Uff! Udało się :))). Przynajmniej to jedno dzisiaj. Niestety, jeszcze przed świętami mój program do obróbki zdjęć zbuntował się i otwiera mi tylko trzy, zupełnie nieprzydatne funkcje edycji. Dopóki mój prywatny komputerowiec nie znajdzie czasu na pogrzebanie we wnętrznościach laptopa jestem skazana tylko na te zdjęcia, które zmniejszyłam lub przycięłam wcześniej. Mówi się trudno. Oby tylko takie problemy dotykały mnie w nadchodzącym roku. :)

środa, 23 grudnia 2009

Magicznych Świąt ...

W przerwie, pomiędzy ubieraniem choinki a krojeniem cebuli do śledzi przejrzałam moje miejsca w necie. Robi się coraz spokojniej, cieplej i życzliwiej. Litery układają się w serdeczne życzenia, na twarzach pojawiają się uśmiechy. Już wszędzie widać, że zaraz, za momencik nadejdą najpiękniejsze ze Świąt. Nacieszmy się nimi, chłońmy tę atmosferę, niech zostanie w nas jak najdłużej...

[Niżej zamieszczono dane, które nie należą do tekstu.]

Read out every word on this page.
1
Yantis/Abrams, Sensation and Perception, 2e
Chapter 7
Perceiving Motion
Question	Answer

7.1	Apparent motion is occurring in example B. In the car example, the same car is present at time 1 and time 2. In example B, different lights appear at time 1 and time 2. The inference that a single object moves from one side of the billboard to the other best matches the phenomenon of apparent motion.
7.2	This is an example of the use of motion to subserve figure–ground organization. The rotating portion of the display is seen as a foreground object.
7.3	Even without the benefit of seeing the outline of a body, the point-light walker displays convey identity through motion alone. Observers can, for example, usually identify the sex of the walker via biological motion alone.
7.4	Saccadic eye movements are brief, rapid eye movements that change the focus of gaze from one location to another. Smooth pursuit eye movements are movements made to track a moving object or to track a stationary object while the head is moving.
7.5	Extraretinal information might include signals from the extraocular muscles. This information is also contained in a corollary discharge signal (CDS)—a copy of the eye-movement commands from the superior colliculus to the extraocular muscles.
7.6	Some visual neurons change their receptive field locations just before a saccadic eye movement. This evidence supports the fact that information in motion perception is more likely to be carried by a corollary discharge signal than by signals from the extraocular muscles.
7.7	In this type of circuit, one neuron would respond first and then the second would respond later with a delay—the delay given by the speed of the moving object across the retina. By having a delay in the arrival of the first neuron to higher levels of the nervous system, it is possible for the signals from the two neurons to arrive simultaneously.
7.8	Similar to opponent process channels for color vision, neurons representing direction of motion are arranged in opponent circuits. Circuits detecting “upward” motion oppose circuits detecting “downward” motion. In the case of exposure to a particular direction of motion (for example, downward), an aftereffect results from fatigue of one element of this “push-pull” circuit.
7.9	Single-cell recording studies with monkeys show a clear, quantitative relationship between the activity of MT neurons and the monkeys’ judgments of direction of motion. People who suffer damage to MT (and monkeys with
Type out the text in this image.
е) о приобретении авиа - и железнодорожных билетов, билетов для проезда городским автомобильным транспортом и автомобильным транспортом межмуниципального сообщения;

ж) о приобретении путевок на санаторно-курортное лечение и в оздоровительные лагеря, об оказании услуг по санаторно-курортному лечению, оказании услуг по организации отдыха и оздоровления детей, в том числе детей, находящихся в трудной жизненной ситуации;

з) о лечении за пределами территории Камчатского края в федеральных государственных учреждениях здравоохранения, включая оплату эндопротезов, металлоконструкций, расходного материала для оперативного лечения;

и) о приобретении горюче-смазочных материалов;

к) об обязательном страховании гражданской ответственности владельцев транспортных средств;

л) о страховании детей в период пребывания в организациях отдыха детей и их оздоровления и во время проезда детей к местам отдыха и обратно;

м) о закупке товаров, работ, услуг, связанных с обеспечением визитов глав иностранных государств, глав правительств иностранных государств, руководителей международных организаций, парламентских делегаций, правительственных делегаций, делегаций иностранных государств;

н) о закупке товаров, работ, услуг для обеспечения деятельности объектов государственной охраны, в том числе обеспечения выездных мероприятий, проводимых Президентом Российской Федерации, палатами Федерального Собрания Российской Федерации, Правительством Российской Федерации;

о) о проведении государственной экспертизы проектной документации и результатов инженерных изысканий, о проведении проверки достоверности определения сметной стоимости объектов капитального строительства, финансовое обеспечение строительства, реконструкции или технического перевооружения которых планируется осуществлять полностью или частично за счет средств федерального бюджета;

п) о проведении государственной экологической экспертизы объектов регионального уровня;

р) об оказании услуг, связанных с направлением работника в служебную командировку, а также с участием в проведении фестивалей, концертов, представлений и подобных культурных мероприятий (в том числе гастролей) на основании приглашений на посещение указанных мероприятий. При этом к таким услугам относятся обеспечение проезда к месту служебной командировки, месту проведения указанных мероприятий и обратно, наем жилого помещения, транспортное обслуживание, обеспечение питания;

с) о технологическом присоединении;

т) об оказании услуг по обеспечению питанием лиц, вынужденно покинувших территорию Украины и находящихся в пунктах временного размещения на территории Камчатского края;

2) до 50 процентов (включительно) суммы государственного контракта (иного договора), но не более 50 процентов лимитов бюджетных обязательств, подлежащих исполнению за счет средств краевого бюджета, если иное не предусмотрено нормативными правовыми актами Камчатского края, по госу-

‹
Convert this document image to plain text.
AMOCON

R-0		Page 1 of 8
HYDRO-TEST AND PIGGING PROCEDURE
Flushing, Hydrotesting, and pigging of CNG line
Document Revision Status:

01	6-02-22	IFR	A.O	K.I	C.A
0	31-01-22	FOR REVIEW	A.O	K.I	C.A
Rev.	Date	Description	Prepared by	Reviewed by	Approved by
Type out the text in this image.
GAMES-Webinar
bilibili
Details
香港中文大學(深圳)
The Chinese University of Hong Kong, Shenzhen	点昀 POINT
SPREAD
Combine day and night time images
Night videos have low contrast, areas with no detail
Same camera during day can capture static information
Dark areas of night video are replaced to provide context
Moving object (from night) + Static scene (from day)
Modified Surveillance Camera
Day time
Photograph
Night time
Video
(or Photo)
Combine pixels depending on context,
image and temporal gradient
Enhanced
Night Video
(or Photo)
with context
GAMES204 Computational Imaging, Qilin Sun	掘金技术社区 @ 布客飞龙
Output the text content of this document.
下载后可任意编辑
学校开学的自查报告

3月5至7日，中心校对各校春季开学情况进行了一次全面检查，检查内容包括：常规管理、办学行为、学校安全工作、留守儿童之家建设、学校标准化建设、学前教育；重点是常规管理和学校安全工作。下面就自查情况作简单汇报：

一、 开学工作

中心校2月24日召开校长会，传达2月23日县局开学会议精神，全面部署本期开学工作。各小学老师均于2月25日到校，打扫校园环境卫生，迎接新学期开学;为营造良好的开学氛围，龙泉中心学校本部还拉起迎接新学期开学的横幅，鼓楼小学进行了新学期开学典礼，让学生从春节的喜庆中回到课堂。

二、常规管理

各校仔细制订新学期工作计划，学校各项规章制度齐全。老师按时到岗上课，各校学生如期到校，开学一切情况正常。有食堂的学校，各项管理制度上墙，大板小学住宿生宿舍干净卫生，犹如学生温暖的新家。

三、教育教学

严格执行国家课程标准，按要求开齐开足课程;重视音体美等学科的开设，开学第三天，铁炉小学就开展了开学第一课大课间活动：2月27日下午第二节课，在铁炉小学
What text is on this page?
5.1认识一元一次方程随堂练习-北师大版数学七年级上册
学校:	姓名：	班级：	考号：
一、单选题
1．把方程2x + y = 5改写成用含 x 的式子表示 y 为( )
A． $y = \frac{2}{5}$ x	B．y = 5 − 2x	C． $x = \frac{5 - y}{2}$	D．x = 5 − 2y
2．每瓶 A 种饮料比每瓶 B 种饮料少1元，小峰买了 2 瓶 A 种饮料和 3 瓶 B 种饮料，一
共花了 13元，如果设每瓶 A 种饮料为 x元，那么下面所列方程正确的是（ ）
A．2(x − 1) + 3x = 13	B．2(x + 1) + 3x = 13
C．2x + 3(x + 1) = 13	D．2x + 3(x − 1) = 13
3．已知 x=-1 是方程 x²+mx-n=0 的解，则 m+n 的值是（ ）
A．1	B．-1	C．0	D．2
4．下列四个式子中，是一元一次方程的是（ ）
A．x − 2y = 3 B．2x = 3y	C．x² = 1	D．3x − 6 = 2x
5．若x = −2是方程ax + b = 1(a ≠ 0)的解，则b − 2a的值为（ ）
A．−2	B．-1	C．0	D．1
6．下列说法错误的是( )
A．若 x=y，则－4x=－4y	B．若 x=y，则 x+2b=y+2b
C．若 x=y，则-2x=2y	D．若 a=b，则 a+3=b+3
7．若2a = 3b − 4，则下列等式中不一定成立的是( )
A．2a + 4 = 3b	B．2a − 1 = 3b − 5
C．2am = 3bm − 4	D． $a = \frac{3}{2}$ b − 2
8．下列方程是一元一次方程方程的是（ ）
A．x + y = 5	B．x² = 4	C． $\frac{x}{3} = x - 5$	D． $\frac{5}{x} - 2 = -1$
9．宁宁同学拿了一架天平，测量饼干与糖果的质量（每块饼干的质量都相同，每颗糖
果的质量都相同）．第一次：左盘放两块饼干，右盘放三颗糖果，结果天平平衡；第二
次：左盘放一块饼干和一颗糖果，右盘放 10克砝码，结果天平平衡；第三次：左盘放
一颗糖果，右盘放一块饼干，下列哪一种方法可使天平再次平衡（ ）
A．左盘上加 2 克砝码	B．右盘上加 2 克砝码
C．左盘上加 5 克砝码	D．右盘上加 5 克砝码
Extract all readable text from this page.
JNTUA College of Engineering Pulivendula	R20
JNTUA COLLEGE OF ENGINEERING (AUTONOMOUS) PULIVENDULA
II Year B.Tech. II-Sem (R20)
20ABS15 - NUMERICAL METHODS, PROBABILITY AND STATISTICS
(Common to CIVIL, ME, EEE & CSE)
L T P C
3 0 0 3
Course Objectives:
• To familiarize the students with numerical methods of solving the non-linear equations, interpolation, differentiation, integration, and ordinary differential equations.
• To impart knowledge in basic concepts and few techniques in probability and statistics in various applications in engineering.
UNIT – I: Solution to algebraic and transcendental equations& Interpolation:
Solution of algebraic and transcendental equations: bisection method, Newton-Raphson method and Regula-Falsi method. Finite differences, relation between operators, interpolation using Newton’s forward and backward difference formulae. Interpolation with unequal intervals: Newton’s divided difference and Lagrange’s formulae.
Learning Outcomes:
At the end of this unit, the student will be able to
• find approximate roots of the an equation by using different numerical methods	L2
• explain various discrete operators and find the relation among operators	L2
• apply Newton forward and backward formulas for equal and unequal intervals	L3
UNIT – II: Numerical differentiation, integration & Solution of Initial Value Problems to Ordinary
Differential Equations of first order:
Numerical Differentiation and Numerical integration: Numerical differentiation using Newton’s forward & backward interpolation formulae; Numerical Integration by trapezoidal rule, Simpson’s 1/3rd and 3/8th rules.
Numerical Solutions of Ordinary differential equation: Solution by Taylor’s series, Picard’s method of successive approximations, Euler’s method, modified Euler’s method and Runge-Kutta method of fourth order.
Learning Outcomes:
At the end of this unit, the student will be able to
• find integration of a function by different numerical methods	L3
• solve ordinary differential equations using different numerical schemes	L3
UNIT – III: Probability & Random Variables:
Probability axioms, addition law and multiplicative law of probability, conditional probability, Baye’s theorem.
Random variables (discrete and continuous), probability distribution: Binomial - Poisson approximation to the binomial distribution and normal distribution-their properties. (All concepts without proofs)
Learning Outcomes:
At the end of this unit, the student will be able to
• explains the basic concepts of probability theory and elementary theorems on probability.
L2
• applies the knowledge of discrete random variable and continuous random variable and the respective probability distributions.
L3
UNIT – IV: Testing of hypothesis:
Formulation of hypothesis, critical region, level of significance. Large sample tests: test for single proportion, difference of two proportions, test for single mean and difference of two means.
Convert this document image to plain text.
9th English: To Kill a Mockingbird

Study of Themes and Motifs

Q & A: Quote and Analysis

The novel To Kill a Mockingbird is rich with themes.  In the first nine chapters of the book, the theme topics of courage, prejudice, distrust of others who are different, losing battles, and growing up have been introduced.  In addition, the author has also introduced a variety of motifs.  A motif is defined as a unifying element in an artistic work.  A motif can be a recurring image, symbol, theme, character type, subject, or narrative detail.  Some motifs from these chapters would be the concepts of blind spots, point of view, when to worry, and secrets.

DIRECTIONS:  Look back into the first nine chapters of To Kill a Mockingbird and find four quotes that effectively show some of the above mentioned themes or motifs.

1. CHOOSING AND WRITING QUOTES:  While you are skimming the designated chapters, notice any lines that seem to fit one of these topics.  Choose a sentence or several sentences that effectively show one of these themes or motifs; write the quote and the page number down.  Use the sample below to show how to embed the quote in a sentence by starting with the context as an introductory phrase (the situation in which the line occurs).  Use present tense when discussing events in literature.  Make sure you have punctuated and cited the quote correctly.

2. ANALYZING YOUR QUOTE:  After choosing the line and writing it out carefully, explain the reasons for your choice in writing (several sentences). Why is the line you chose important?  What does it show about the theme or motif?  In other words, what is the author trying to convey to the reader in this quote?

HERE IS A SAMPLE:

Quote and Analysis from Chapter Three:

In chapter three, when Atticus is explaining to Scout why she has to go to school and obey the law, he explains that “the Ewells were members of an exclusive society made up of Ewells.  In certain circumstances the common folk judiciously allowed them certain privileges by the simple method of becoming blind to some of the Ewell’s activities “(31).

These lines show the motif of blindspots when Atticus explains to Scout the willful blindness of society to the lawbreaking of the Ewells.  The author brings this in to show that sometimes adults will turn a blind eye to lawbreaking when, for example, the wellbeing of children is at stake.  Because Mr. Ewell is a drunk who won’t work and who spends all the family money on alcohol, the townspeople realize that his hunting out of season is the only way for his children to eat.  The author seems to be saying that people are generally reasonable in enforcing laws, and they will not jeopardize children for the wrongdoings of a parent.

Wszystkim, którzy natrafią na to miejsce życzę
prawdziwie magicznych Świąt Bożego Narodzenia,
z wielkimi płatkami śniegu wirującymi w powolnym tańcu pomiędzy niebem a ziemią, najpiękniejszą z możliwych mieszanką zapachów,
nie do podrobienia o innych porach roku, dźwiękiem dzwoneczków
i ledwie słyszalnym łopotem anielskich skrzydeł.

W otoczeniu najbliższych odnajdźmy najprostsze, ale najcenniejsze wartości.


A sobie życzę, aby moje blogowanie nie padło ofiara słomianego zapału i żebym wreszcie nauczyła się robić przyzwoite zdjęcia, którymi mogłabym ubarwić to miejsce.

poniedziałek, 21 grudnia 2009

"Świąd Świąt..."



Ten przewrotny, ale jakże pasujący do tego, co przeżywam corocznie w grudniu tytuł zapożyczyłam od Andrzeja Poniedzielskiego. "Świąd Świąt", czyli panika, jaka ogarnia mnie już w połowie miesiąca i te same od lat pytania: czy zdążę ugotować wszystko, co zaplanowałam, czy znajdę prezenty, które ucieszą obdarowanych, Kiedy przeglądam inne blogi, pełne pierniczków, kartek świątecznych, wianków, serduszek, haftów i innych własnoręcznie tworzonych świątecznych cudności uświadamiam sobie jak głęboko w lesie jestem z moimi przygotowaniami. Coś tam ugotowałam, kilka drobnych dekoracji wisi już na właściwych miejscach, ale to wciąż za mało. Dlatego dzisiaj wrzucam tylko symbolicznego aniołka z zeszłorocznej choinki, żeby było widać, że i do mnie atmosfera Bożego Narodzenia dotarła i wracam do krzątaniny.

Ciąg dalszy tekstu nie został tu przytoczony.